Op should be putting his biolocal children first.

Ops wife her biological children.

That’s where the problem lay, op apparently was quite happy to dump two of his in the end to keep her happy for hers.

I grew up in a blended family and will never myself put my children though it.

Myimaginaryreindeerhasfleas · 02/01/2019 17:37

Your wife is right. Your step children are part of his extended family and should be invited if other family children are. I’m not a big fan of childless weddings but if it’s a matter of economy I think your brother should be saying all kids or no kids.

Be prepared for your wife to remain hurt even if he rectified this.

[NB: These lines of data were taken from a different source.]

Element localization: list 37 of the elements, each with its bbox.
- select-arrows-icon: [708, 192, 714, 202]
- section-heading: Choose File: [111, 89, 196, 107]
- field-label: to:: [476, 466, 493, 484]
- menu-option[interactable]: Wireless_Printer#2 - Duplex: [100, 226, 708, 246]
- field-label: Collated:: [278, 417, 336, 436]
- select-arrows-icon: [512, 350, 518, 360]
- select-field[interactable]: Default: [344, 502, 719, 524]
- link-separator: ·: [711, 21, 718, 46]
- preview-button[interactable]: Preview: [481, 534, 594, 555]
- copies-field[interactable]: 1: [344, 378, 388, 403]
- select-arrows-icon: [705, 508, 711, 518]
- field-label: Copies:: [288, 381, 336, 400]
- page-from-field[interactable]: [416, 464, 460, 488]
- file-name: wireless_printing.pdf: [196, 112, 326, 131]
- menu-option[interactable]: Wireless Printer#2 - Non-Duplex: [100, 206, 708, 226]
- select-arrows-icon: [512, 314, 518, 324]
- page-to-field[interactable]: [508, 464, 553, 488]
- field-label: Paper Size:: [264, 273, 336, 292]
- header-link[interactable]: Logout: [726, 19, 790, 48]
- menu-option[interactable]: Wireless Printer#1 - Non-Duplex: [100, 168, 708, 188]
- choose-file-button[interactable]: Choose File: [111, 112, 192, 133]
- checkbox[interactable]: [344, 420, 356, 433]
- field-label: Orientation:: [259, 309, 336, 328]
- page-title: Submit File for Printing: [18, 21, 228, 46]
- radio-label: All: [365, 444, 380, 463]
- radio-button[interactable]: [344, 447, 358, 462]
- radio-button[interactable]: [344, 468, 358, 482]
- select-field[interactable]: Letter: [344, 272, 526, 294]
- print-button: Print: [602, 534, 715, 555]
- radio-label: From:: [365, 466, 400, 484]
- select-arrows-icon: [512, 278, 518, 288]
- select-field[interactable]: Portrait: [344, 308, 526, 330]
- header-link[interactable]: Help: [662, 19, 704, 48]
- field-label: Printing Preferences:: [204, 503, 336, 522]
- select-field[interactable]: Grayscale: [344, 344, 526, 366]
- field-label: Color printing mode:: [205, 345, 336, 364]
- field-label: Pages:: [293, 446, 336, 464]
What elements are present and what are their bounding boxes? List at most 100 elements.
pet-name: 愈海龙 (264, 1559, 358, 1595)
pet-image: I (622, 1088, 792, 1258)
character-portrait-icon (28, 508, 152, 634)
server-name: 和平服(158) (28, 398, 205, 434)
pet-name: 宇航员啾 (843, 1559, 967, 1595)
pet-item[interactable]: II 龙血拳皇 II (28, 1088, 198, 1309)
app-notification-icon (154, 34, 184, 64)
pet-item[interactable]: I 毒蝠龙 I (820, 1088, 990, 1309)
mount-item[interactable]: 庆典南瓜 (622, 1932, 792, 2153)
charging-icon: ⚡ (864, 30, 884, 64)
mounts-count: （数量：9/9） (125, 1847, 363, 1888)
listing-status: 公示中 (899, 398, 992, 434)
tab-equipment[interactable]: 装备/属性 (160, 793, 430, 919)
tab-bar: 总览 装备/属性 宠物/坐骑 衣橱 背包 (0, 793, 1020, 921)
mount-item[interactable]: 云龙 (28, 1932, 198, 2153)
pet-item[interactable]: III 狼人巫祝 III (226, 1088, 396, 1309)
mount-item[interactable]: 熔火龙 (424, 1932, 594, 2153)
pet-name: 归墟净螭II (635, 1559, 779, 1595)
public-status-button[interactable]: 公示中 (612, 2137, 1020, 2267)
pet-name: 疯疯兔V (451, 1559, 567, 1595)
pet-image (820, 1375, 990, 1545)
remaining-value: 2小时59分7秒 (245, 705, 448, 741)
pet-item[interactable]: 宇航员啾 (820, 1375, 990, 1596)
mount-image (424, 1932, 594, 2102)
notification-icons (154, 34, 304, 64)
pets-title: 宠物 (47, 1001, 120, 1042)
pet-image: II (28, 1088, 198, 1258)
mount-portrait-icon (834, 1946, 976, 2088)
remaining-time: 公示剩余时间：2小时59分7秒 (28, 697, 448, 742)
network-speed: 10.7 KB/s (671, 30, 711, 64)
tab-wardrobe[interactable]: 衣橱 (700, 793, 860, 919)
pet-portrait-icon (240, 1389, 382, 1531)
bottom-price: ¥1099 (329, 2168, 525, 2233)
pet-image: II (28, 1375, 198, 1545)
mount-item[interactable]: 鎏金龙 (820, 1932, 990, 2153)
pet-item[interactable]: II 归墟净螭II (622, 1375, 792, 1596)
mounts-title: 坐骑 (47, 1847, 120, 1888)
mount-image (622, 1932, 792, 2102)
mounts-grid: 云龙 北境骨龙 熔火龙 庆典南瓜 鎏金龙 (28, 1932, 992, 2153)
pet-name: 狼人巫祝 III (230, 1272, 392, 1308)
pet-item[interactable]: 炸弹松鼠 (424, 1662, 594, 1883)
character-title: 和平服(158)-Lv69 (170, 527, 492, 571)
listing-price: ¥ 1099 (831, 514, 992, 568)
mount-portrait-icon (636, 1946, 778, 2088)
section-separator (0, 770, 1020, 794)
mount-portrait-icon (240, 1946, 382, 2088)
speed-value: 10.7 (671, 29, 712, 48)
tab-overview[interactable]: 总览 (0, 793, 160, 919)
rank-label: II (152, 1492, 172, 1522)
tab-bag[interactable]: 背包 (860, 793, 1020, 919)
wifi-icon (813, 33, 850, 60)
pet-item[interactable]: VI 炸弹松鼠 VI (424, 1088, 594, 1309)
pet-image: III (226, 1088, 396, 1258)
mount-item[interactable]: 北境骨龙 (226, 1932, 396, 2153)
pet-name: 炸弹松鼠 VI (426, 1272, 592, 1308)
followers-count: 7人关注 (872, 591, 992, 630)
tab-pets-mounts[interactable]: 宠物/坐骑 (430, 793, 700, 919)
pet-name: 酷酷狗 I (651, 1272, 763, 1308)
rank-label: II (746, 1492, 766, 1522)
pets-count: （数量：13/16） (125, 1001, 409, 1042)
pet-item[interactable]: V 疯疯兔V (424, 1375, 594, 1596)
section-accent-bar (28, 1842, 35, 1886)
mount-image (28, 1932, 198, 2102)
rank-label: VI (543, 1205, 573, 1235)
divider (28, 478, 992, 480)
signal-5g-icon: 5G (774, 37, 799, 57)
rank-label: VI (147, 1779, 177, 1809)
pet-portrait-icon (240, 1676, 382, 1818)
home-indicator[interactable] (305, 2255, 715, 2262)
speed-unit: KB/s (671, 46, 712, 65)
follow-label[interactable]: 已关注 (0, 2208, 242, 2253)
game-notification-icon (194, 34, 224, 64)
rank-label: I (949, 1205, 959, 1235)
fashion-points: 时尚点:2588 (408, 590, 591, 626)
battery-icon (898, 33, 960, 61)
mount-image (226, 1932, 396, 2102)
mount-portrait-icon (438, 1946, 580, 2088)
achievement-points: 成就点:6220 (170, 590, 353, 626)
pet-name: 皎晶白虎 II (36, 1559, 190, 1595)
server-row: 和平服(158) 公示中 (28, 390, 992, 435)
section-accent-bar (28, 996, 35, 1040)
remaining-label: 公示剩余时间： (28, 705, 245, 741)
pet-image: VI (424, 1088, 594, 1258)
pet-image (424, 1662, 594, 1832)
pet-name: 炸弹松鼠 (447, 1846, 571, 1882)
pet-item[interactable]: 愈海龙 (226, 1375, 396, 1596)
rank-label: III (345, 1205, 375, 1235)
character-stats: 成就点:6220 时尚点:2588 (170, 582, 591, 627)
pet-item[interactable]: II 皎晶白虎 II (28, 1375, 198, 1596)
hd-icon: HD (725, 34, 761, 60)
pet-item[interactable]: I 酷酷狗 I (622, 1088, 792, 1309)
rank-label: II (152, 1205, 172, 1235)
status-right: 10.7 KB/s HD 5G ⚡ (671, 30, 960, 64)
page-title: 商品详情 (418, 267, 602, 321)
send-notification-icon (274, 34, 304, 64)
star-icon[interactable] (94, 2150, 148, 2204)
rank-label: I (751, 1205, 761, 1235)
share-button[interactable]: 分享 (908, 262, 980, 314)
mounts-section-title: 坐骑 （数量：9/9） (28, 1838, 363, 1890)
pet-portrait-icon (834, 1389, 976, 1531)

I’m not sure the damage will easily be fixed. It’s very important you show her that you have your priorities right.

Myimaginaryreindeerhasfleas · 02/01/2019 17:38

Sorry, x posted and missed your update.

Tessabelle1 · 02/01/2019 17:40

Absolutely appalling that your brother thinks this is OK! If it was me I'd be asking you not to go too and for the sake of your marriage I think you should abide by your wife's wishes

Kikipost · 02/01/2019 17:44

“Bro, i totally get your position re not wanting to offend people, guest lists can be equivalent of a hand grenade.
The problem is that but inviting my biological children but not my step children, that live with me, you are splitting my family in two. This isn’t a question of being offended. This is an issue that goes to the very heart of my family. Please would you consider inviting my step children.

TigerTooth · 02/01/2019 17:45

Just tell your kids that he's invited them but not your other kids so you'd prefer it none of your kids went. Attend on your own.